6月下旬、八幡平、秋田駒などを大急ぎで散策した。盛岡では快晴だったが、八幡平アスピーテラインを走る頃には雲が湧いてきた。岩手山(2038m)も薄曇りの中で霞んできた。眼下に見える沼は夜沼で、右手の山は大深岳(1541m)である。
八幡平頂上直下の見返峠(1540m)に着く頃には雲が次々と湧き出て、今にも雨が降りそうになった。八幡沼を一周する山頂散策路は以前歩いたことがあるので、時間が短くて済む藤七温泉下の蓬莱境を歩いてみることにした。蓬莱境入口の道路脇にはまだ大きな残雪があった。
雪解けとともに咲き始める水芭蕉が、小振りだが可憐な花を数多く花開いていた。
道端には赤いイワカガミの花が咲いていた。イワカガミの仲間はいくつかあるが、花数が12個ほどあるこの花は、オオイワカガミ(Schizocodon soldanelloides var.magnus)と思われる。
蓬莱境入口から林の中を入ると可憐な赤紫色のツツジが咲いていた。ムラサキヤシオツツジ(Rhododendron albrechtii)という落葉低木。北海道と滋賀県以北の山地帯〜亜高山帯に生える日本固有種。
こちらの小さな白い花は、キンポウゲ科オウレン属のミツバオウレン(Coptis trifolia)という常緑多年草。北海道および中部地方以北の亜高山帯〜高山帯の林内、林縁に生える。白い花弁状の萼片は5個。花弁は萼片より小さく黄色の高坏状。

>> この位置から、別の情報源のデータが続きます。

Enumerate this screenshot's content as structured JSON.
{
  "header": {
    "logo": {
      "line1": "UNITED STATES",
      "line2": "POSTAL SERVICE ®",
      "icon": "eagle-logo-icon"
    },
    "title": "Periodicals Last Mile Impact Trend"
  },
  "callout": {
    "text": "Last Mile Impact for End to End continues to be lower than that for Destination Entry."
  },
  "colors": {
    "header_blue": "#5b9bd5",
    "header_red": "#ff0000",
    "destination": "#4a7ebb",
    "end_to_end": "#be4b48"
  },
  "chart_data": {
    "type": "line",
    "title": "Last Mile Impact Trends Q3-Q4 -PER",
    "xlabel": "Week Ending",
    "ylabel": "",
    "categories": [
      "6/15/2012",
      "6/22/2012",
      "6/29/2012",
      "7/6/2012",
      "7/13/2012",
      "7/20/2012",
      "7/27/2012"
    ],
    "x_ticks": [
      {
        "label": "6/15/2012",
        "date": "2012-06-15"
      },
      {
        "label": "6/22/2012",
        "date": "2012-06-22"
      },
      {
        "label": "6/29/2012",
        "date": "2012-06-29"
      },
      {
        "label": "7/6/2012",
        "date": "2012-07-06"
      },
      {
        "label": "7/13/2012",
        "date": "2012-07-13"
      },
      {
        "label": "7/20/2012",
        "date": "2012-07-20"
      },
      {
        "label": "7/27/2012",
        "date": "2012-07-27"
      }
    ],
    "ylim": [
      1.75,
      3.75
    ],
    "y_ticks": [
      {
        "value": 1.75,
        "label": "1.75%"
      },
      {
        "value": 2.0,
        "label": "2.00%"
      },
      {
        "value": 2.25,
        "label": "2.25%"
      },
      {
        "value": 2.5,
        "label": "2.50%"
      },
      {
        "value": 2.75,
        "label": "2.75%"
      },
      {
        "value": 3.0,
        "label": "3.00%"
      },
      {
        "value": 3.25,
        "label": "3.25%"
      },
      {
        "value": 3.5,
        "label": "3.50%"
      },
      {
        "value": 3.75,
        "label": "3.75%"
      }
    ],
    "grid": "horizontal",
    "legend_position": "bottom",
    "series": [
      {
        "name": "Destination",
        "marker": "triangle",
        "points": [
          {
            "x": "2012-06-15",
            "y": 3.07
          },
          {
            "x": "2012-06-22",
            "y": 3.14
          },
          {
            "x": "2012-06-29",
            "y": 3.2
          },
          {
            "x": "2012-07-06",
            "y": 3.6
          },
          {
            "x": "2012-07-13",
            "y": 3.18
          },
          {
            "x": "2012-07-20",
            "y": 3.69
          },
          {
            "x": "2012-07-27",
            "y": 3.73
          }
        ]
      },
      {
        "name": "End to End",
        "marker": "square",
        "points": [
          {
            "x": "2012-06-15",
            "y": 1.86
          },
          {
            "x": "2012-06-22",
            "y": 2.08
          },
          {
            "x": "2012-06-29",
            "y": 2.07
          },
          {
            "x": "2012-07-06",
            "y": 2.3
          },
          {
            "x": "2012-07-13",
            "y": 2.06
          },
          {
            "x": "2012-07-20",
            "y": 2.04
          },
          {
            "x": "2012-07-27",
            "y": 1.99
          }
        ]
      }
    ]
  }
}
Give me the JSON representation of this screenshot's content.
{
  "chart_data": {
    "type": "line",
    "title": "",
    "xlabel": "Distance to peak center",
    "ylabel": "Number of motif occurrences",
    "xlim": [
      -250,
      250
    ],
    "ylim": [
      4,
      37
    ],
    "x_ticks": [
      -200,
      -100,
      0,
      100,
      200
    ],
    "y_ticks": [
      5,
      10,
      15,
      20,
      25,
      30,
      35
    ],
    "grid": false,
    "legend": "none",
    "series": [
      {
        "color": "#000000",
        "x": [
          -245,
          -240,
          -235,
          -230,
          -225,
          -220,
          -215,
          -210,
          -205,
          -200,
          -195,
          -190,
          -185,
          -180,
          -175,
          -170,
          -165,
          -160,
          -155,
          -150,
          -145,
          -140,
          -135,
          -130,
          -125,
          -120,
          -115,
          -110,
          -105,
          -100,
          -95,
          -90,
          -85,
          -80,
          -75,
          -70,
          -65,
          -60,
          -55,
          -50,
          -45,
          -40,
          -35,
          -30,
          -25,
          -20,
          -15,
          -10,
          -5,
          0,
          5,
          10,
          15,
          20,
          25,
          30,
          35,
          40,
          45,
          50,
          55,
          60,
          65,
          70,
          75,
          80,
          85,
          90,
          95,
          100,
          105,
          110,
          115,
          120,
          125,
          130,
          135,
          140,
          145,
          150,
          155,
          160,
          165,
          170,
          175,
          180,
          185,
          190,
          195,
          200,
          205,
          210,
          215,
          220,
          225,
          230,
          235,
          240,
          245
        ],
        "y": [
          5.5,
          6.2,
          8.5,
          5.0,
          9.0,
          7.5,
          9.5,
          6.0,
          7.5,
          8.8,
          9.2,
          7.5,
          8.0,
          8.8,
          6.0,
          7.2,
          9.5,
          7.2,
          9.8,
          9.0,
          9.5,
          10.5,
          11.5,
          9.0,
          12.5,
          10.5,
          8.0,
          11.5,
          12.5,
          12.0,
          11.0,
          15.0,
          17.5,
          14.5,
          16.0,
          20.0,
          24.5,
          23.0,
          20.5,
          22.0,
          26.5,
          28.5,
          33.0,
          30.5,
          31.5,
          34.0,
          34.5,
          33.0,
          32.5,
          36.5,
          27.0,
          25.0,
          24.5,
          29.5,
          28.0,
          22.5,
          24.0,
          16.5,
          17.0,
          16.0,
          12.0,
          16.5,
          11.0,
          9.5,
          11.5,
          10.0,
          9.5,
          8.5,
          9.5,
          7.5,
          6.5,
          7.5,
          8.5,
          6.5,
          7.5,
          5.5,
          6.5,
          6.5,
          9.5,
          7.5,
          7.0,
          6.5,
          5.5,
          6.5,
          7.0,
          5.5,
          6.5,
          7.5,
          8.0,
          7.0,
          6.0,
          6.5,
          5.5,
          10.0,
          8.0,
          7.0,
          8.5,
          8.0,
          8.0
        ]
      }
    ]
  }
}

大きな葉が3個輪生し、暗紫色の花を咲かせているのは、エンレイソウ(Trillium apetalon)という多年草。北海道〜九州の山地帯〜亜高山帯のやや湿った林内に生える。礼文島や利尻島で見たオオバナノエンレイソウやミヤマエンレイソウは白い花だったが、このエンレイソウは暗紫色なので見分けやすい。
蓬莱境は蓬莱沼まで一周約40分の遊歩道があるというが、大量の残雪で道が覆われていたため散策は取りやめた。